Like a leitmotif of sorts, this horizontality keeps coming back, be it with Nouvel or Dam, who explains this was a “mutual adventure” from the start. “We have the same approach of making each project unique and contextual. We also have a tradition in not making volumes, but more a junction of planes,” he says, drawing on the influence of two icons that perfectly symbolise this collaboration – Le Corbusier with his “plan libre”, and Gerrit Rietveld, whose De Stijl Schröder House might well have inspired the primary-coloured fitness room. “One of the most interesting things is how this entire volume is monumental but delicate at once, and how it relates to a bigger landscape,” Dam continues.

 

In 2017, the city council of Rijswijk approved a new vision for the Plaspoelpolder – the district where the EPO sits – highlighting its ambition to revitalise the area from mono-use to a diverse area. Project architect Haakon Brouwer of Dam & Partners believes the EPO provided a much-needed boost. “One of the ways to achieve a more vibrant urban area lies in densification, be it in transforming empty office space into housing, or making better use of land.

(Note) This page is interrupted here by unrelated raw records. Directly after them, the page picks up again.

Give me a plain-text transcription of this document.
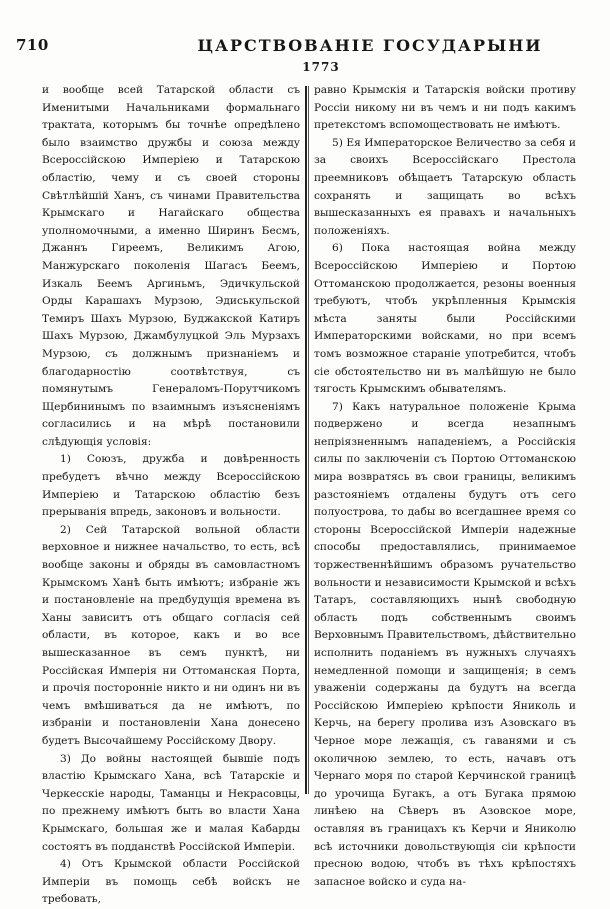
710	ЦАРСТВОВАНІЕ ГОСУДАРЫНИ
1773

и вообще всей Татарской области съ Именитыми Начальниками формальнаго трактата, которымъ бы точнѣе опредѣлено было взаимство дружбы и союза между Всероссійскою Имперіею и Татарскою областію, чему и съ своей стороны Свѣтлѣйшій Ханъ, съ чинами Правительства Крымскаго и Нагайскаго общества уполномочными, а именно Ширинъ Бесмъ, Джаннъ Гиреемъ, Великимъ Агою, Манжурскаго поколенія Шагасъ Беемъ, Изкаль Беемъ Аргиньмъ, Эдичкульской Орды Карашахъ Мурзою, Эдиськульской Темиръ Шахъ Мурзою, Буджакской Катиръ Шахъ Мурзою, Джамбулуцкой Эль Мурзахъ Мурзою, съ должнымъ признаніемъ и благодарностію соотвѣтствуя, съ помянутымъ Генераломъ-Порутчикомъ Щербининымъ по взаимнымъ изъясненіямъ согласились и на мѣрѣ постановили слѣдующія условія:

1) Союзъ, дружба и довѣренность пребудетъ вѣчно между Всероссійскою Имперіею и Татарскою областію безъ прерыванія впредь, законовъ и вольности.

2) Сей Татарской вольной области верховное и нижнее начальство, то есть, всѣ вообще законы и обряды въ самовластномъ Крымскомъ Ханѣ быть имѣютъ; избраніе жъ и постановленіе на предбудущія времена въ Ханы зависитъ отъ общаго согласія сей области, въ которое, какъ и во все вышесказанное въ семъ пунктѣ, ни Россійская Имперія ни Оттоманская Порта, и прочія посторонніе никто и ни одинъ ни въ чемъ вмѣшиваться да не имѣютъ, по избраніи и постановленіи Хана донесено будетъ Высочайшему Россійскому Двору.

3) До войны настоящей бывшіе подъ властію Крымскаго Хана, всѣ Татарскіе и Черкесскіе народы, Таманцы и Некрасовцы, по прежнему имѣютъ быть во власти Хана Крымскаго, большая же и малая Кабарды состоятъ въ подданствѣ Россійской Имперіи.

4) Отъ Крымской области Россійской Имперіи въ помощь себѣ войскъ не требовать,

равно Крымскія и Татарскія войски противу Россіи никому ни въ чемъ и ни подъ какимъ претекстомъ вспомоществовать не имѣютъ.

5) Ея Императорское Величество за себя и за своихъ Всероссійскаго Престола преемниковъ обѣщаетъ Татарскую область сохранять и защищать во всѣхъ вышесказанныхъ ея правахъ и начальныхъ положеніяхъ.

6) Пока настоящая война между Всероссійскою Имперіею и Портою Оттоманскою продолжается, резоны военныя требуютъ, чтобъ укрѣпленныя Крымскія мѣста заняты были Россійскими Императорскими войсками, но при всемъ томъ возможное стараніе употребится, чтобъ сіе обстоятельство ни въ малѣйшую не было тягость Крымскимъ обывателямъ.

7) Какъ натуральное положеніе Крыма подвержено и всегда незапнымъ непріязненнымъ нападеніемъ, а Россійскія силы по заключеніи съ Портою Оттоманскою мира возвратясь въ свои границы, великимъ разстояніемъ отдалены будутъ отъ сего полуострова, то дабы во всегдашнее время со стороны Всероссійской Имперіи надежные способы предоставлялись, принимаемое торжественнѣйшимъ образомъ ручательство вольности и независимости Крымской и всѣхъ Татаръ, составляющихъ нынѣ свободную область подъ собственнымъ своимъ Верховнымъ Правительствомъ, дѣйствительно исполнить поданіемъ въ нужныхъ случаяхъ немедленной помощи и защищенія; в семъ уваженіи содержаны да будутъ на всегда Россійскою Имперіею крѣпости Яниколь и Керчь, на берегу пролива изъ Азовскаго въ Черное море лежащія, съ гаванями и съ околичною землею, то есть, начавъ отъ Чернаго моря по старой Керчинской границѣ до урочища Бугакъ, а отъ Бугака прямою линѣею на Сѣверъ въ Азовское море, оставляя въ границахъ къ Керчи и Яниколю всѣ источники довольствующія сіи крѣпости пресною водою, чтобъ въ тѣхъ крѣпостяхъ запасное войско и суда на-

When designing, we anticipated this, but because of the sheer programmatic need and the consequential size of the new building, we had to negotiate the interaction of the building on a far larger scale.”

 

He continues: “Design a solid mass and it would overcast the area totally. Arbitrary design gestures would simply lose their meaning on this scale and in this context. Hence the poetic approach to design a modern ‘mirage’, or as Jean [Nouvel] puts it, the poetics of an abstract mysterious flagship: a rectangle of sky.